# A new direction

• For the past two labs, we’ve looked at ways that we can summarize data with numbers.
• Specifically, you learned how to describe the center, shape and spread of variables in our data.
• In this lab, we’re going to estimate the probability that a rap song will be chosen from a playlist with both rap and rock songs, if the choice is made at random.
• The playlist we’ll work with has 100 songs: 39 are rap and 61 are rock.

# Estimate what … ?

• To estimate the probability, we’re going to imagine that we select a song at random, write down its genre (rock or rap), put the song back in the playlist, and repeat 499 more times for a total of 500 times.
• The statistical question we want to address is: On average, what proportion of our selections will be rap?
• Why do we put a song back each time we make a selection?
• What would happen in our little experiment if we did not do this?

# Calculating probabilities

• Remember that a probability is the long-run proportion of time an event occurs.
• Many probabilities can be answered exactly with just a little math.
• The probability we draw a single rap song from our playlist of 39 rap and 61 rock songs is 39/100, or 39%.
• Probabilities can also be answered exactly if we were willing to randomly select a song from the playlist, write down its genre, place the song back in the list, and repeatedly do this forever.
• Literally, forever
• But we don’t have that much time. So we’re only going to do it 500 times which will give us an estimate of the probability.

# Estimating probabilities

• You might ask, Why are we estimating the probability if we know the answer is 39%?
• Sometimes, probabilities are too hard to calculate with simple division as we did above. In which case, we can often program a computer to run an experiment to estimate the probability.
• We refer to these programs as simulations.
• The techniques you learn in this lab could be applied to very simple probability calculations or very hard and complex calculations.
• In both cases, your estimated probability would be very close to the actual probability.

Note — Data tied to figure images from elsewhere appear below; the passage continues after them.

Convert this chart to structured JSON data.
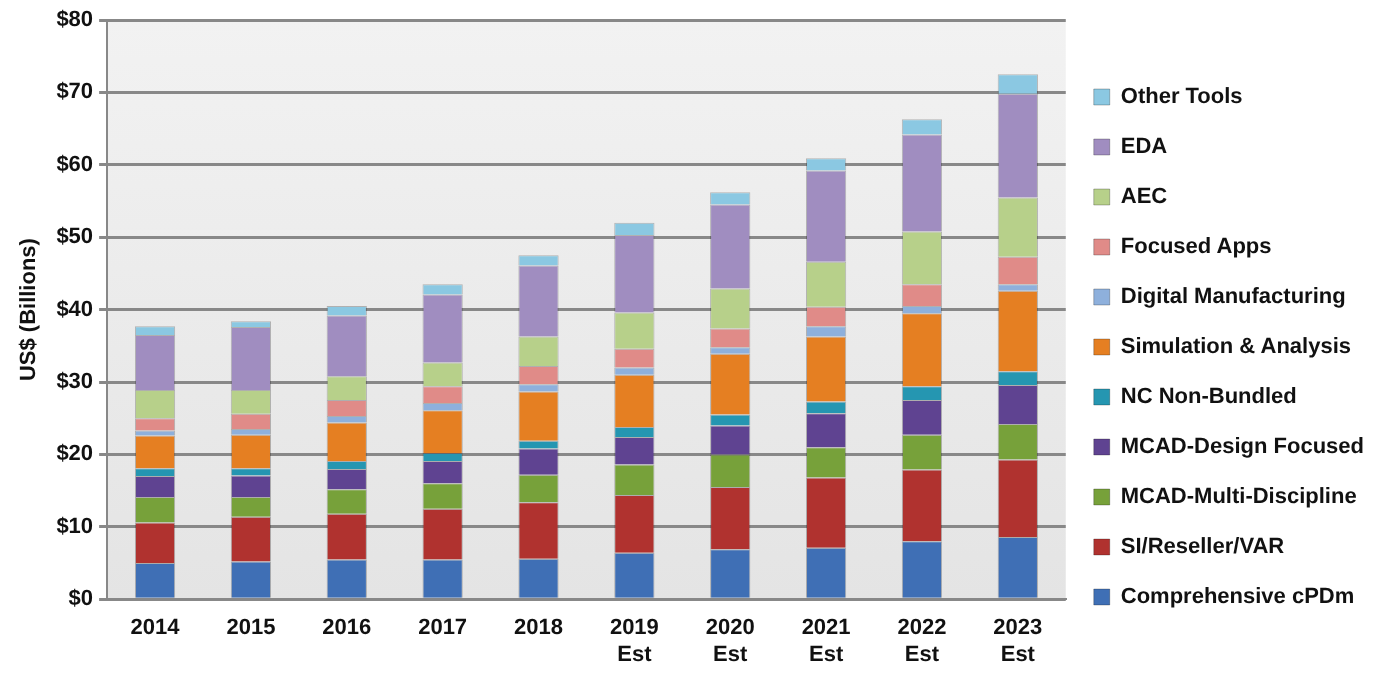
{
  "chart_data": {
    "type": "bar",
    "stacked": true,
    "ylabel": "US$ (Billions)",
    "categories": [
      "2014",
      "2015",
      "2016",
      "2017",
      "2018",
      "2019\nEst",
      "2020\nEst",
      "2021\nEst",
      "2022\nEst",
      "2023\nEst"
    ],
    "series": [
      {
        "name": "Comprehensive cPDm",
        "color": "#3f6fb5",
        "values": [
          5.0,
          5.2,
          5.5,
          5.5,
          5.6,
          6.4,
          6.9,
          7.1,
          8.0,
          8.6
        ]
      },
      {
        "name": "SI/Reseller/VAR",
        "color": "#b0322f",
        "values": [
          5.6,
          6.2,
          6.3,
          7.0,
          7.8,
          8.0,
          8.6,
          9.7,
          9.9,
          10.7
        ]
      },
      {
        "name": "MCAD-Multi-Discipline",
        "color": "#77a13a",
        "values": [
          3.5,
          2.7,
          3.4,
          3.5,
          3.8,
          4.2,
          4.5,
          4.2,
          4.8,
          4.9
        ]
      },
      {
        "name": "MCAD-Design Focused",
        "color": "#5f4391",
        "values": [
          2.9,
          3.0,
          2.8,
          3.1,
          3.6,
          3.8,
          4.0,
          4.7,
          4.8,
          5.4
        ]
      },
      {
        "name": "NC Non-Bundled",
        "color": "#2596b1",
        "values": [
          1.1,
          1.0,
          1.1,
          1.1,
          1.1,
          1.4,
          1.5,
          1.6,
          1.9,
          1.9
        ]
      },
      {
        "name": "Simulation & Analysis",
        "color": "#e57f22",
        "values": [
          4.5,
          4.6,
          5.3,
          5.9,
          6.8,
          7.2,
          8.4,
          9.0,
          10.1,
          11.1
        ]
      },
      {
        "name": "Digital Manufacturing",
        "color": "#8eb0dc",
        "values": [
          0.7,
          0.8,
          0.9,
          1.0,
          1.0,
          1.0,
          0.9,
          1.4,
          1.0,
          0.9
        ]
      },
      {
        "name": "Focused Apps",
        "color": "#e08b88",
        "values": [
          1.7,
          2.1,
          2.2,
          2.3,
          2.5,
          2.6,
          2.6,
          2.7,
          3.0,
          3.8
        ]
      },
      {
        "name": "AEC",
        "color": "#b7d08a",
        "values": [
          3.9,
          3.3,
          3.3,
          3.3,
          4.1,
          5.0,
          5.5,
          6.2,
          7.3,
          8.2
        ]
      },
      {
        "name": "EDA",
        "color": "#a08dc0",
        "values": [
          7.6,
          8.7,
          8.4,
          9.4,
          9.8,
          10.7,
          11.6,
          12.6,
          13.4,
          14.3
        ]
      },
      {
        "name": "Other Tools",
        "color": "#8bc8e2",
        "values": [
          1.2,
          0.8,
          1.3,
          1.4,
          1.4,
          1.7,
          1.7,
          1.7,
          2.1,
          2.7
        ]
      }
    ],
    "ylim": [
      0,
      80
    ],
    "yticks": [
      {
        "value": 0,
        "label": "$0"
      },
      {
        "value": 10,
        "label": "$10"
      },
      {
        "value": 20,
        "label": "$20"
      },
      {
        "value": 30,
        "label": "$30"
      },
      {
        "value": 40,
        "label": "$40"
      },
      {
        "value": 50,
        "label": "$50"
      },
      {
        "value": 60,
        "label": "$60"
      },
      {
        "value": 70,
        "label": "$70"
      },
      {
        "value": 80,
        "label": "$80"
      }
    ],
    "grid": "y",
    "legend": "right"
  }
}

• Simulations are meant to mimic what happens in real-life using randomness and computers.
• Before we can start simulating picking songs from a playlist, we need to simulate that playlist in R.
• To simulate our 39 rap songs, we’ll use the repeat (rep) function.
rap <- rep("rap", times = 39)
• Use a similar line of code to simulate the rock songs in our playlist of 100.

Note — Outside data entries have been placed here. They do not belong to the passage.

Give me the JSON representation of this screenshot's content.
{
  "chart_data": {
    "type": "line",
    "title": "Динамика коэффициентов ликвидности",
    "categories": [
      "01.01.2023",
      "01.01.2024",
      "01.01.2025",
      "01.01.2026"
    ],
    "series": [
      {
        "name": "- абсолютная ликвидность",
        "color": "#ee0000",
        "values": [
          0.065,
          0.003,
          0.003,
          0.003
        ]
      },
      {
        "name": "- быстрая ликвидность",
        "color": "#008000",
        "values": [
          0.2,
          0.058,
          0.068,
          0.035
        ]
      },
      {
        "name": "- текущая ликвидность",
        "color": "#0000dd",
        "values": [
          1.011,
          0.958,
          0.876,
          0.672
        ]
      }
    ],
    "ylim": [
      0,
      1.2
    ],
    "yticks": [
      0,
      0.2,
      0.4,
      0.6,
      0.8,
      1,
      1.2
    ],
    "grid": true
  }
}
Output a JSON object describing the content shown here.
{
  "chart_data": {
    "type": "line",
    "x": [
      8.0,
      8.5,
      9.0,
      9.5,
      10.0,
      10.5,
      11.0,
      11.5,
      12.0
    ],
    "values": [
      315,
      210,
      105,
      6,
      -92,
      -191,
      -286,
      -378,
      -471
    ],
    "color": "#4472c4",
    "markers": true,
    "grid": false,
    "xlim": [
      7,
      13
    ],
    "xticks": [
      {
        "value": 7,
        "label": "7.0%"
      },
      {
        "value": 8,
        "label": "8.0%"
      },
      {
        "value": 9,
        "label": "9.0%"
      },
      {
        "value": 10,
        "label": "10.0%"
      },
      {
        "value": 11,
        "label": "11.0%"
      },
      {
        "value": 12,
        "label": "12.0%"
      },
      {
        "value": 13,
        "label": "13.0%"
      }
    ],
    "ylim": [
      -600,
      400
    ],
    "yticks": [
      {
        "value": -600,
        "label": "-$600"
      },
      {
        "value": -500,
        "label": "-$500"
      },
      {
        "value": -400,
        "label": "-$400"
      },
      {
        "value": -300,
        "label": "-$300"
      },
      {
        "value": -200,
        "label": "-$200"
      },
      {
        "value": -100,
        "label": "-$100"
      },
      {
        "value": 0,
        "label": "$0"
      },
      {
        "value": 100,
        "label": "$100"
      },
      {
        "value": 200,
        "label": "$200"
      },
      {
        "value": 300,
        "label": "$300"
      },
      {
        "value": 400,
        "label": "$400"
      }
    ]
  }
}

# Put the songs in the playlist

• Now that we’ve got some different songs, we need to combine them together.
• To do this, we can use the combine function in R, c().
• Fill in the blanks to combine your different songs:
songs <- __(rap, ____)
• And with that, our playlist of songs should be ready to go.
• Type songs into the console and hit enter to see your individual songs.

# Pick a song, any song

• Data scientists call the act of choosing things randomly from a set, sampling.
• We can randomly choose a song from our playlist by using:
sample(songs, size = 1, replace = TRUE)
• Run this code 10 times and compute the proportion of "rap" songs you drew from the 10.
• Once everyone in your class has computed their proportions, calculate the range of proportions (The largest proportion minus the smallest proportion) for your class and write it down.

# Now do() it some more

• Instead of running the same line of code multiple times ourselves we can use R to do() multiple repetitions for us.
• Fill in the blanks below to do the sample code from the previous slide 50 times run:
do(___) * sample(___, ___ = ___, ___ = ___)
• Assign the 50 selected songs the name draws. Then fill in the blank below to tally how often each genre was selected:
tally(~___, data = draws)
• Compute the proportion of "rap" songs for your 50 draws and find out if the range for your class’ proportions is bigger or smaller than when we drew 10 songs.

# Proportions vs. Probability

• To review, so far in this lab we’ve:
• Simulated a “playlist” of songs.
• Repeatedly simulated drawing a song from the playlist, noting its genre and placing it back in the playlist.
• Computed the proportion of the draws that were "rap".
• These proportions are all estimates of the theoretical probability of choosing a rap song from a playlist.
• As we increase the number of draws, the range of proportions should shrink.

When using simulations to estimate probabilities, using a large number of repeats is better because the estimates have less variability and so we can be confident we’re closer to the actual value.

# Non-random Randomness

• We’ve seen that random simulations can produce many different outcomes.
• Some estimated probabilities in your class were smaller/larger relative to others.
• There are instances where you might like the same random events to occur for everyone.
• We can do this by using set.seed().
• For example, the output of this code will always be the same:
set.seed(123)
sample(songs, size = 1, replace = TRUE)
##  "rap"

# Playing with seeds

• With a partner, choose a number to include in set.seed then redo the simulation of 50 songs.
• Both partners should run set.seed(___) just before simulating the 50 draws.
• The blank in set.seed(___) should be the same number for both partners.
• Verify that both partners compute the same proportion of "rap" songs.
• Redo the 50 simulations one last time but have each partner choose a different number for set.seed(___).
• Are the proportions still the same? If so, can you find two different values for set.seed that give different answers?

• Include set.seed(123) in your code before you do 500 repeated samples.